Mister swept the western cities, landed his last infantry on Sicily seeing he needed no more off map reserves, and began a little gloating. I try hard to instill a little more sportsmanship than that but he was feeling his oats. And to be fair, I had made a blunder in the west. Mister also didn't over-commit to the west, keeping most of his army in the southeast ready to advance north. It actually looked a little bad for me.
So, with my forces concentrating on the eastern and northern coastal roads to protect the northeast corner, I pulled back outlying units to save them in order to defect. By the time the last objective city outside my small enclave fell, I was down to six armored units (I started with 9 armored and 24 infantry. I'd killed 4 or 5 Allied armor and perhaps a few more infantry, so Mister had 8 or 9 armor and about twice the infantry.
But he then made the classic mistake. He forgot that time is his enemy as much as my army. Thinking he'd won the war, he saw no reason to finish me off quickly.

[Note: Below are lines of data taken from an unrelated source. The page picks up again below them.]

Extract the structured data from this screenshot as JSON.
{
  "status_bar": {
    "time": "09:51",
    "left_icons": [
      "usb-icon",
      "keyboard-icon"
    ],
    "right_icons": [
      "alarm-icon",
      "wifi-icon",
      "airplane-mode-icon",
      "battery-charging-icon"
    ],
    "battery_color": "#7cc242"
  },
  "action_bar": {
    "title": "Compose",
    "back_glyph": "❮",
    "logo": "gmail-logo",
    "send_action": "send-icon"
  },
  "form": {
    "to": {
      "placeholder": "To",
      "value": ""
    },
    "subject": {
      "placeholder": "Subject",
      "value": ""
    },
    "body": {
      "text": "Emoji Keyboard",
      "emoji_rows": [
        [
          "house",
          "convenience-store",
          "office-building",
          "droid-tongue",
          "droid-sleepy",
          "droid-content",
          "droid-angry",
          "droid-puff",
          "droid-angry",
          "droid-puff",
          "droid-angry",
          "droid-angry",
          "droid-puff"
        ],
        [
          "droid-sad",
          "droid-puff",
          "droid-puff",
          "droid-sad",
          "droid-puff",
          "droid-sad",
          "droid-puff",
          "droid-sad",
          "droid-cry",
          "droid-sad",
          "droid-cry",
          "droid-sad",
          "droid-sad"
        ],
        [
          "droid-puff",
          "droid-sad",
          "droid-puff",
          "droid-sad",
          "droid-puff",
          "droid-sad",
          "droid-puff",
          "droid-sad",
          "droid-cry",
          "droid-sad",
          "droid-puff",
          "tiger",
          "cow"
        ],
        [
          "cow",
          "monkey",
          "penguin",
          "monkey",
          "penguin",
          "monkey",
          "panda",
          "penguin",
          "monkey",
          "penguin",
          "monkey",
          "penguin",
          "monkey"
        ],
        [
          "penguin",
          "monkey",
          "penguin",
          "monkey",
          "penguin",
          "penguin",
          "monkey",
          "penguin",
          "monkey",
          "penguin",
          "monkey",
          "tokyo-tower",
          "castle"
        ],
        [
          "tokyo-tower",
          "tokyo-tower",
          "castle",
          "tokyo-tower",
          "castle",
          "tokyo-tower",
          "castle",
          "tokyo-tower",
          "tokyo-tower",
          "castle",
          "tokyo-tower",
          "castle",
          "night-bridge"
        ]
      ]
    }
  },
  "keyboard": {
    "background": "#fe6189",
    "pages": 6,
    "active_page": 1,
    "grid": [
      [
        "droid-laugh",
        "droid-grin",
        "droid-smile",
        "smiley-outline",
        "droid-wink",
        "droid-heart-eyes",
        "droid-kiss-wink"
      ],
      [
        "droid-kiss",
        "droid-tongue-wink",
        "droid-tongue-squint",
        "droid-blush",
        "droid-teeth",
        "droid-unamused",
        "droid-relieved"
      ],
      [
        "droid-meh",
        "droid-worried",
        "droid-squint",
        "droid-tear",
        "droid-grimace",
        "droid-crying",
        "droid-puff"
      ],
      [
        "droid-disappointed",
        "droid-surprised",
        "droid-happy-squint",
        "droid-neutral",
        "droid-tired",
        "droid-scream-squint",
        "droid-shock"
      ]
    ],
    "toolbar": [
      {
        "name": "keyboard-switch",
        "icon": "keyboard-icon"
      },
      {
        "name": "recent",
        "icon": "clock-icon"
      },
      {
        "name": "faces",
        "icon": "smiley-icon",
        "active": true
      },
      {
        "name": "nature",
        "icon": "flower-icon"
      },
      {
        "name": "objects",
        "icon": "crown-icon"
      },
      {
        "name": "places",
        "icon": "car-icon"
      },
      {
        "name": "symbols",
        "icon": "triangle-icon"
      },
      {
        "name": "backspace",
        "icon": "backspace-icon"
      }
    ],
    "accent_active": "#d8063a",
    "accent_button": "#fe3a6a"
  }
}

So he slowly advanced his victorious Allied army on a broad front, inexplicably up the center of the island. I asked him why he was going that way. I would ask him questions to see if he'd adjust. But though he made minor changes he kept his slow advance going, bringing every last unit up before jumping forward again. And as he did, I started getting some reinforcements. Before long I had a dozen armored units defending on a three wide front. When he finally hit me, I could shift armor easily to the most threatened part making sure I had 5 dice. I only worried about some attrition without infantry to absorb losses. But I bounced him back again and again and finally received some infantry reinforcements. So when he punched into my center and drove my defenders back into Messina, I could counter-attack on multiple axes and push him back, losing infantry while killing his armor as he tried to put more dice into play by leaving infantry behind.
Before long, I had more combat power and way more armor than the Allied force and Mister started to realize that his gloating had been premature.
We ended the game with Messina secure. Mister was quite disappointed but was amazed that nearly four hours had gone by while we played. I was actually impressed with his grasp of some of the basics of fighting the campaign. I did emphasize that he took time for granted and that by failing to hit me hard while I was on the ropes, he let me recover. A lesson all generals should learn, I think. You have to be ruthless once you start a war game just like you must when at war in real life.
But we had fun. And I explained to Mister that I spend a lot of my youth playing these. In high school I had one good friend to play these with and we played in a group with a number of adults and we were the only minors. All the way through college, playing with friends, sometimes until dawn and often while drinking (I'm thinking Traveler, Star Fleet Battles, and Avalon Hill's Civilization here in particular), was common. I didn't explain the drinking part, of course. After my divorce, I managed to get a couple gamers together once a month but one is in law school and one has a new baby girl so gaming is lower in priority. I should try to gather them up again. Another is fairly close and interested but hasn't been able to cough up the time. Another is across the country. I keep buying games and more and more I have games with counters not even punched out. That would have horrified me as a youngster. Still does, actually.
But as time goes on, I may have an in-house opponent! How cool is that? This is something that kids can compete with adults on an even footing.
And I think I'll have quite the opponent based on the early round.